What I Talk About When I Talk About Running was an interesting memoir about running and writing from novelist Haruki Murakami.
Bird by Bird: Some Instructions on Writing and Life by Anne Lamott and Born To Run: A Hidden Tribe, Superathletes, and the Greatest Race the World Has Never Seen by Christopher McDougall and Murakami in the Afterword wrote of his intent...
"I see this book as a kind of memoir. Not something as grand as a personal history, but calling it an essay collection is a bit forced. Through the act of writing I wanted to sort out what kind of life I've led, both as a novelist and as an ordinary person. I so think I can write something substantial."
Murakami's book is a sort if reminiscence on being a writer and a runner, and how the two pursuits enable each other, with him first becoming a runner as a way to keep fit while being a writer. He also describes how his work put into running had parallels with work put into writing.
About running, he wrote of how pain is inherent, but suffering is optional and the benefits to getting the body to do something it didn't know it could do. In terms of schedule, he noted running roughly 6 days a week and not taking too off in a row. Related to this, he makes the point that it's been good for him that he's had to run to stay thin, as people who don't gain weight easily don't have as much impetus to get in shape overall. Murakami also mentioned the social benefit of running for him being a shared experience with those who he runs with in races or simply sees frequently on the trail.

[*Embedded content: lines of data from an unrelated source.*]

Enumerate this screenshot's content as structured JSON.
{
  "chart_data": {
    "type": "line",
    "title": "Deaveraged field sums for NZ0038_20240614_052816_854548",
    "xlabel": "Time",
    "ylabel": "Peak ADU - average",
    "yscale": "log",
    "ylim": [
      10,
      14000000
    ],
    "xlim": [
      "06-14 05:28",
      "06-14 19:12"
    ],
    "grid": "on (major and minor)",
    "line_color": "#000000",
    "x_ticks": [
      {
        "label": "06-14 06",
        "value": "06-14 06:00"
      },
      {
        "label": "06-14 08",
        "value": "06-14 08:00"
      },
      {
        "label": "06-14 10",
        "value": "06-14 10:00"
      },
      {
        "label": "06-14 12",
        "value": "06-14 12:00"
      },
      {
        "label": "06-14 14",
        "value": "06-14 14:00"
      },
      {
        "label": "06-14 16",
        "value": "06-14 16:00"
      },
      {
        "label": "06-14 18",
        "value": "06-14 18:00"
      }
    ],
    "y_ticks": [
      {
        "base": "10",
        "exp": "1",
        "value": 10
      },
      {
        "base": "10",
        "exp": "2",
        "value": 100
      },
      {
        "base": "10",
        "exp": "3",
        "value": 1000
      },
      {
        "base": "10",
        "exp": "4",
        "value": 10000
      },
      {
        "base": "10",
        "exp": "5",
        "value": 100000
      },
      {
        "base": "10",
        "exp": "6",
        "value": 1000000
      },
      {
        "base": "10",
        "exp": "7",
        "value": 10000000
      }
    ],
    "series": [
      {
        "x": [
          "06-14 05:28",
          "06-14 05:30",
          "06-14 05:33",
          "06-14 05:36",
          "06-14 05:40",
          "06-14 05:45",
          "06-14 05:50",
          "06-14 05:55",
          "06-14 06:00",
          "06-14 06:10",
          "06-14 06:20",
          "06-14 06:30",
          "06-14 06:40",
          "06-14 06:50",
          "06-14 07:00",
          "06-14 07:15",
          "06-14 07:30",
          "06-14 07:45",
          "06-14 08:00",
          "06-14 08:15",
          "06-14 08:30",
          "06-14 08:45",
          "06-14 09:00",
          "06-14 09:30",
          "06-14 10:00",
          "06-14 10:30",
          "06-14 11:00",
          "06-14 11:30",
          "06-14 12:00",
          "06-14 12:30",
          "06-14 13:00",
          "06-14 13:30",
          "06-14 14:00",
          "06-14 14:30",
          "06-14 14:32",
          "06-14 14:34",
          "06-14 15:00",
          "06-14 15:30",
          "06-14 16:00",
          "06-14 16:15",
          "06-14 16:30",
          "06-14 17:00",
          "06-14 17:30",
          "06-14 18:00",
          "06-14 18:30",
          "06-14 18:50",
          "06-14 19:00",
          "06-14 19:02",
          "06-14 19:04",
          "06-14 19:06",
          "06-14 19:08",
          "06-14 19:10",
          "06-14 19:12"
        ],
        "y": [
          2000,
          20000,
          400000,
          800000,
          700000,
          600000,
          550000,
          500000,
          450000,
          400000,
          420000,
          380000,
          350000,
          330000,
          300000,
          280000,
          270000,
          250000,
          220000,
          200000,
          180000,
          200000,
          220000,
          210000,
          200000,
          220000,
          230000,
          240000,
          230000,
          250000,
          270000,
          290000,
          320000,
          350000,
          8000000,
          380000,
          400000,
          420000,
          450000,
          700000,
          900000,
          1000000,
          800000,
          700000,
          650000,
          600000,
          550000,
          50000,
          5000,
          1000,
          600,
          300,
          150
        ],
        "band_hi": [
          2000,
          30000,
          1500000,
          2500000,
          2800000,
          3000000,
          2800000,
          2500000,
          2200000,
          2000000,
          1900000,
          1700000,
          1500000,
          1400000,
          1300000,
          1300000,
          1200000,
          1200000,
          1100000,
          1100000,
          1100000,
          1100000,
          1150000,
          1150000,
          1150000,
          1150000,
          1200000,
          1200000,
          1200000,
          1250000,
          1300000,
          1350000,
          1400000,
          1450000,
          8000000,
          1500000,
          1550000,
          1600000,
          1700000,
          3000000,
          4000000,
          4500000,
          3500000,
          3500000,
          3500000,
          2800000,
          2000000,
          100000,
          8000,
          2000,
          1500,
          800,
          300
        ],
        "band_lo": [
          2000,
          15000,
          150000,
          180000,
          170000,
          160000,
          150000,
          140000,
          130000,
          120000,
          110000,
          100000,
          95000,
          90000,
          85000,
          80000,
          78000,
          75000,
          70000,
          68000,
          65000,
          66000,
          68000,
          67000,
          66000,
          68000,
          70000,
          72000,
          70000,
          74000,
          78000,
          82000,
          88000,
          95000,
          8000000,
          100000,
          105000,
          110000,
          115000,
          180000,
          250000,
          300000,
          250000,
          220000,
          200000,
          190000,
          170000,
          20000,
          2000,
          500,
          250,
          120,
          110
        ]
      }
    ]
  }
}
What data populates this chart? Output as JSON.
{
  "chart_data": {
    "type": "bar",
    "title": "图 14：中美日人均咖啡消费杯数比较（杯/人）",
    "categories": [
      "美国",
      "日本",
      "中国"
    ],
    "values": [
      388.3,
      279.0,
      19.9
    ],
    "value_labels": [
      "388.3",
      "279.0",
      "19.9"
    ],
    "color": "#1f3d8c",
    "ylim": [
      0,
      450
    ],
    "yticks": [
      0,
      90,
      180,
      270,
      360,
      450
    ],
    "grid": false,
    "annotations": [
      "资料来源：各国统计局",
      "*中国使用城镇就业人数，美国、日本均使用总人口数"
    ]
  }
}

About writing, Murakami covered that when he was young, he had the idea that he wanted to write a novel and finished the book one year between spring and fall, sent it in to a literary magazine's new writers contest and then forgot about it. The next spring he received a call saying he made the contest short list and his book won and was published in the summer. At this time he was managing a bar and continued to do so while writing and publishing his second novel. He then sold the business to write full-time with the idea that if it didn't work out after two years, he could always go back to running a bar again, but published his third novel A Wild Sheep Chase and continued his career as a full-time writer.
Just as Murakami had a schedule for running he also had a schedule for writing, which while he still ran the bar involved writing late at night and then when writing full-time had him going to sleep early and then waking up early to write when he could be most productive. Murakami notes in the book his view of becoming a great novelist requiring talent, focus and endurance... with the first of these being something that can't necessarily be taught, but the second and third both things that can definitely be developed, and make up at least to an extent for any shortcoming in natural talent (with late-blooming writers often people whose focus and endurance paid off for them). Related to this idea of putting in work (just as being a runner requires), he describes the process of writing a novel as being a kind of manual labor.
I haven't previously seen any of Murakami's novels, but would say this really a solid book for anyone interested in either writing or running.